Voorlopig bewind en recht op keuze van medische behandeling.
Een persoon die onder de oude wet onder voorlopig bewind stond behield de volledige vrije keuze om zich medisch te laten behandelen en hierbij de door hemzelf gekozen arts en ziekenhuis te kiezen.
Persoonlijkheidsrechten zijn het geheel van subjectieve rechten waarvan elkeen door de enkel omstandigheid van zijn persoon-zijn, titularis is en die ertoe strekken met betrekking tot de fysieke, psychische en morele bestanddelen van zijn persoonlijkheid de rechtsbescherming te bieden.
Het gaat om rechtsbescherming tegenover iedereen zodat deze persoonlijkheidsrechten absoluut zijn.
Er bestaat geen systematische en alomvattende wetgeving met betrekking tot de persoonlijkheidsrechten.

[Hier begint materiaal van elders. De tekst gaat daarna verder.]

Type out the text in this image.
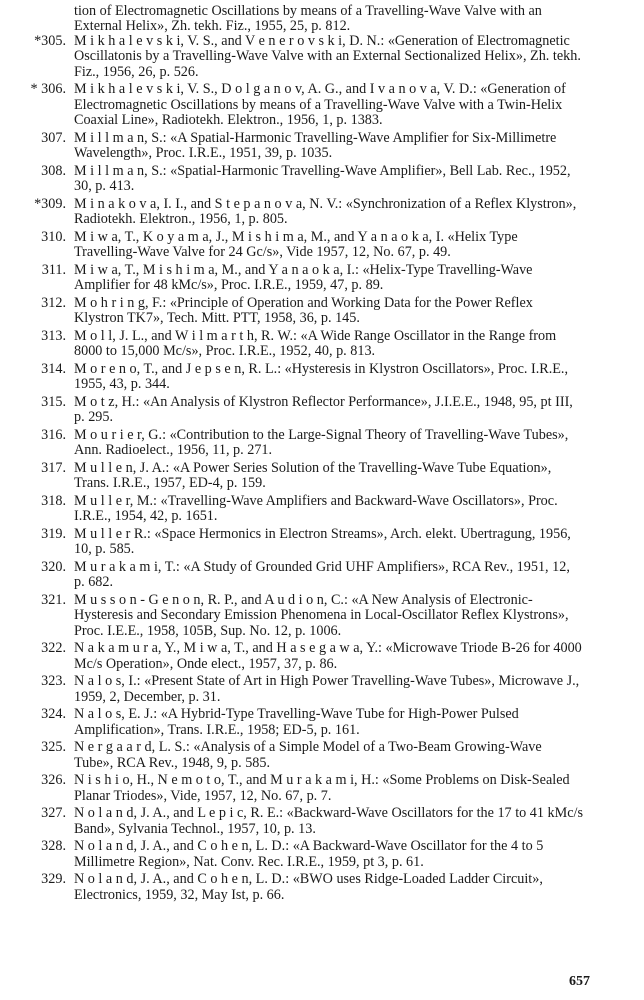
tion of Electromagnetic Oscillations by means of a Travelling-Wave Valve with an External Helix», Zh. tekh. Fiz., 1955, 25, p. 812.
*305. M i k h a l e v s k i, V. S., and V e n e r o v s k i, D. N.: «Generation of Electromagnetic Oscillatonis by a Travelling-Wave Valve with an External Sectionalized Helix», Zh. tekh. Fiz., 1956, 26, p. 526.
* 306. M i k h a l e v s k i, V. S., D o l g a n o v, A. G., and I v a n o v a, V. D.: «Generation of Electromagnetic Oscillations by means of a Travelling-Wave Valve with a Twin-Helix Coaxial Line», Radiotekh. Elektron., 1956, 1, p. 1383.
307. M i l l m a n, S.: «A Spatial-Harmonic Travelling-Wave Amplifier for Six-Millimetre Wavelength», Proc. I.R.E., 1951, 39, p. 1035.
308. M i l l m a n, S.: «Spatial-Harmonic Travelling-Wave Amplifier», Bell Lab. Rec., 1952, 30, p. 413.
*309. M i n a k o v a, I. I., and S t e p a n o v a, N. V.: «Synchronization of a Reflex Klystron», Radiotekh. Elektron., 1956, 1, p. 805.
310. M i w a, T., K o y a m a, J., M i s h i m a, M., and Y a n a o k a, I. «Helix Type Travelling-Wave Valve for 24 Gc/s», Vide 1957, 12, No. 67, p. 49.
311. M i w a, T., M i s h i m a, M., and Y a n a o k a, I.: «Helix-Type Travelling-Wave Amplifier for 48 kMc/s», Proc. I.R.E., 1959, 47, p. 89.
312. M o h r i n g, F.: «Principle of Operation and Working Data for the Power Reflex Klystron TK7», Tech. Mitt. PTT, 1958, 36, p. 145.
313. M o l l, J. L., and W i l m a r t h, R. W.: «A Wide Range Oscillator in the Range from 8000 to 15,000 Mc/s», Proc. I.R.E., 1952, 40, p. 813.
314. M o r e n o, T., and J e p s e n, R. L.: «Hysteresis in Klystron Oscillators», Proc. I.R.E., 1955, 43, p. 344.
315. M o t z, H.: «An Analysis of Klystron Reflector Performance», J.I.E.E., 1948, 95, pt III, p. 295.
316. M o u r i e r, G.: «Contribution to the Large-Signal Theory of Travelling-Wave Tubes», Ann. Radioelect., 1956, 11, p. 271.
317. M u l l e n, J. A.: «A Power Series Solution of the Travelling-Wave Tube Equation», Trans. I.R.E., 1957, ED-4, p. 159.
318. M u l l e r, M.: «Travelling-Wave Amplifiers and Backward-Wave Oscillators», Proc. I.R.E., 1954, 42, p. 1651.
319. M u l l e r R.: «Space Hermonics in Electron Streams», Arch. elekt. Ubertragung, 1956, 10, p. 585.
320. M u r a k a m i, T.: «A Study of Grounded Grid UHF Amplifiers», RCA Rev., 1951, 12, p. 682.
321. M u s s o n - G e n o n, R. P., and A u d i o n, C.: «A New Analysis of Electronic-Hysteresis and Secondary Emission Phenomena in Local-Oscillator Reflex Klystrons», Proc. I.E.E., 1958, 105B, Sup. No. 12, p. 1006.
322. N a k a m u r a, Y., M i w a, T., and H a s e g a w a, Y.: «Microwave Triode B-26 for 4000 Mc/s Operation», Onde elect., 1957, 37, p. 86.
323. N a l o s, I.: «Present State of Art in High Power Travelling-Wave Tubes», Microwave J., 1959, 2, December, p. 31.
324. N a l o s, E. J.: «A Hybrid-Type Travelling-Wave Tube for High-Power Pulsed Amplification», Trans. I.R.E., 1958; ED-5, p. 161.
325. N e r g a a r d, L. S.: «Analysis of a Simple Model of a Two-Beam Growing-Wave Tube», RCA Rev., 1948, 9, p. 585.
326. N i s h i o, H., N e m o t o, T., and M u r a k a m i, H.: «Some Problems on Disk-Sealed Planar Triodes», Vide, 1957, 12, No. 67, p. 7.
327. N o l a n d, J. A., and L e p i c, R. E.: «Backward-Wave Oscillators for the 17 to 41 kMc/s Band», Sylvania Technol., 1957, 10, p. 13.
328. N o l a n d, J. A., and C o h e n, L. D.: «A Backward-Wave Oscillator for the 4 to 5 Millimetre Region», Nat. Conv. Rec. I.R.E., 1959, pt 3, p. 61.
329. N o l a n d, J. A., and C o h e n, L. D.: «BWO uses Ridge-Loaded Ladder Circuit», Electronics, 1959, 32, May Ist, p. 66.
657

Tot deze persoonlijkheidsrechten behoort het recht op fysieke integriteit hetgeen betekent dat de beschermde persoon volkomen vrij is om zich medisch te laten behandelen en om een arts en een ziekenhuis te kiezen en het behoort aan de voorlopige bewindvoerder over deze vrijheid te waken (F.J. Warlet, L’administration provisoire des biens, 105, nr. 3.3.1-139.
Men kon dus niet zomaar stellen dat een persoon die onder voorlopig bewind staat geen opnameovereenkomst kan ondertekenen.
Hij has hiertoe wel degelijk handelingsbekwaam.
Er weze aan herinnerd dat de handelingsonbekwaamheid met betrekking tot het patrimonium van de persoon die onder voorlopig bewind stond absoluut was.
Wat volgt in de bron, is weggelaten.